Platt scaling operates on a different level:
- Model adjustments → improve what the model learns
- Platt scaling → improves how confidence is expressed
But in practice, this change is just as important.
Because:
The Honest Summary at 3 Months
What's working
- Live accuracy exceeds backtest — 67.5% vs 67.25% is validation, not drift
- Calibration is now correct where it matters most — mid tiers are near-perfect
- High Certainty delivers elite results — 84.9% on 172 prediction
- Probabilities are now interpretable — not just directional
- Transparency improved — errors are visible, not hidden
What needs work
- Very Low tier overconfidence — +8pp gap is now the primary issue
- High tier underconfidence — model still slightly conservative at the top
What We're Doing About It
Platt scaling solved the broad calibration problem. Now we can focus on the specific remaining weakness.
Short-Term:
- Analyze composition of Very Low tier
- Identify structural drivers:
- Back-to-backs
- Travel fatigue
- Specific team profiles
- Evaluate whether these games should be filtered rather than fixed
Medium-Term:
- Test non-linear calibration methods (e.g. isotonic regression)

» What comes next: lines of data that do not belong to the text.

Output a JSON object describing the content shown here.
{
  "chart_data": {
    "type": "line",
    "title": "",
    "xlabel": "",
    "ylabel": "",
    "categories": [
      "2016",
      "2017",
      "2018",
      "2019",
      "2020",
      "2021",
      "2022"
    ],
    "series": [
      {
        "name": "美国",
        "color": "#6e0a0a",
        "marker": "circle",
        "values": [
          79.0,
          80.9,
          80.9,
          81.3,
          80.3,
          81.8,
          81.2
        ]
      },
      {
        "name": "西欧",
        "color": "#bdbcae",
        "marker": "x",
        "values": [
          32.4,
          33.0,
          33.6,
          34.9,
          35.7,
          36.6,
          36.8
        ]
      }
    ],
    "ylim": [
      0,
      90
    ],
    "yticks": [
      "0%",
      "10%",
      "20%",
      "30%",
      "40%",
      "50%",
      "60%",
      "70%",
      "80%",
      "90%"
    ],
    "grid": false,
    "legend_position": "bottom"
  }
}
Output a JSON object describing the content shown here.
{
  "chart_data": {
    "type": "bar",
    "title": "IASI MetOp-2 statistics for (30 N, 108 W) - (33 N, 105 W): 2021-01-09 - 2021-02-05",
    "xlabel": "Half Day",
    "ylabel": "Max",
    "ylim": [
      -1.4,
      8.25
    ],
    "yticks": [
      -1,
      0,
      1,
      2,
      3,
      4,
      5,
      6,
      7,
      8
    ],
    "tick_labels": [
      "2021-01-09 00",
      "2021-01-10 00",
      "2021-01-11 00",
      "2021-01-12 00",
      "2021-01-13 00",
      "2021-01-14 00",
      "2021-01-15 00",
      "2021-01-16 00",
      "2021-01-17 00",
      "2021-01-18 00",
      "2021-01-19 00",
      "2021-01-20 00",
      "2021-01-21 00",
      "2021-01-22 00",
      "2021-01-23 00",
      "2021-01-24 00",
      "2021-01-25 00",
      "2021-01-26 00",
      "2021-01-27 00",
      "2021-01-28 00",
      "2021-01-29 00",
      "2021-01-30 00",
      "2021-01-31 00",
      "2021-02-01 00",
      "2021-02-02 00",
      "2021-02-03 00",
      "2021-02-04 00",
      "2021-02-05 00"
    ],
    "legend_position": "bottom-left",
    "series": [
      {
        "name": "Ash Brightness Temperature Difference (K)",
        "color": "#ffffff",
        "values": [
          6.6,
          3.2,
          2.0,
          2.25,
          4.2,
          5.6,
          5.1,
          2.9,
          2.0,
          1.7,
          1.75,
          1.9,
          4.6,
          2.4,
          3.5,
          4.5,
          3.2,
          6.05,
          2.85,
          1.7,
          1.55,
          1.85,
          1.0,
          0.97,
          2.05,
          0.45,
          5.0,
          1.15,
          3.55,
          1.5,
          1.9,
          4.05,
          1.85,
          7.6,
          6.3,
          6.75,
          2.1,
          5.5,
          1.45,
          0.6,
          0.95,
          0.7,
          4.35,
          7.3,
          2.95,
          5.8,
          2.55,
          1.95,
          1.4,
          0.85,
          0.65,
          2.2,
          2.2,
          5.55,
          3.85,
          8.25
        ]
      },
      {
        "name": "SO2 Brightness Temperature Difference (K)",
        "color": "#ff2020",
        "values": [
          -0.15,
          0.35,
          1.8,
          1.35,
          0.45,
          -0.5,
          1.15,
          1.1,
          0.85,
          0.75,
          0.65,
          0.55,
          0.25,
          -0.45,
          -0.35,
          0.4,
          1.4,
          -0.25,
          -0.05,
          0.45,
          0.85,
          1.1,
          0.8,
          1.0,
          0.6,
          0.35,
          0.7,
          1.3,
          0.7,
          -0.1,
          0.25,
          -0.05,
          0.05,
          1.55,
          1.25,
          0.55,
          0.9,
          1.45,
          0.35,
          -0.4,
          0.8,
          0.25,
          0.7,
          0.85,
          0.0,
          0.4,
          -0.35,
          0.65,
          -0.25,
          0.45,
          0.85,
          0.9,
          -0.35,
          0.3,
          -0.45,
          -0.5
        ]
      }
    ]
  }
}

- Explore tier-specific calibration instead of global scaling
- Revisit whether sub-55% predictions should be surfaced at all
Long-Term:
- Achieve full reliability alignment across all probability bands
- Build calibration-aware decision frameworks (not just predictions)
- Extend calibrated modeling approach to other sports
Why This Approach Wins
The sports prediction industry is filled with snake oil. Unrealistic promises. Hidden track records. Inflated claims designed to sell subscriptions, not provide value.
After 3 months, the data validates a different path:
Radical Transparency:
Show everything, even when it's uncomfortable
Honest Expectations:
67.5% live is real. 80% is not.
Continuous Improvement:
695 predictions of live data are the foundation for real calibration work
User Education:
Teach you to evaluate predictions, not just consume them
Credibility compounds over time. It can't be bought — only earned through consistent, transparent reporting.
The Bottom Line
After 3 months and 695 live predictions:
- 67.5% live accuracy — Exceeds backtest, validated on 695 predictions
- Full calibration breakdown — Four tiers, all tracked, all public on Calibration Dashboard
- High Certainty tier delivers — 84.9% on 172 predictions
- Honest about weaknesses — VLC gap documented and being investigated
- No false promises — We still won't claim 80% to sell subscriptions
If you want inflated accuracy claims and black-box predictions, there are plenty of alternatives.
If you want honest performance, transparent methodology, and genuine continuous improvement built on real data — you're in the right place.
This is why we show every prediction.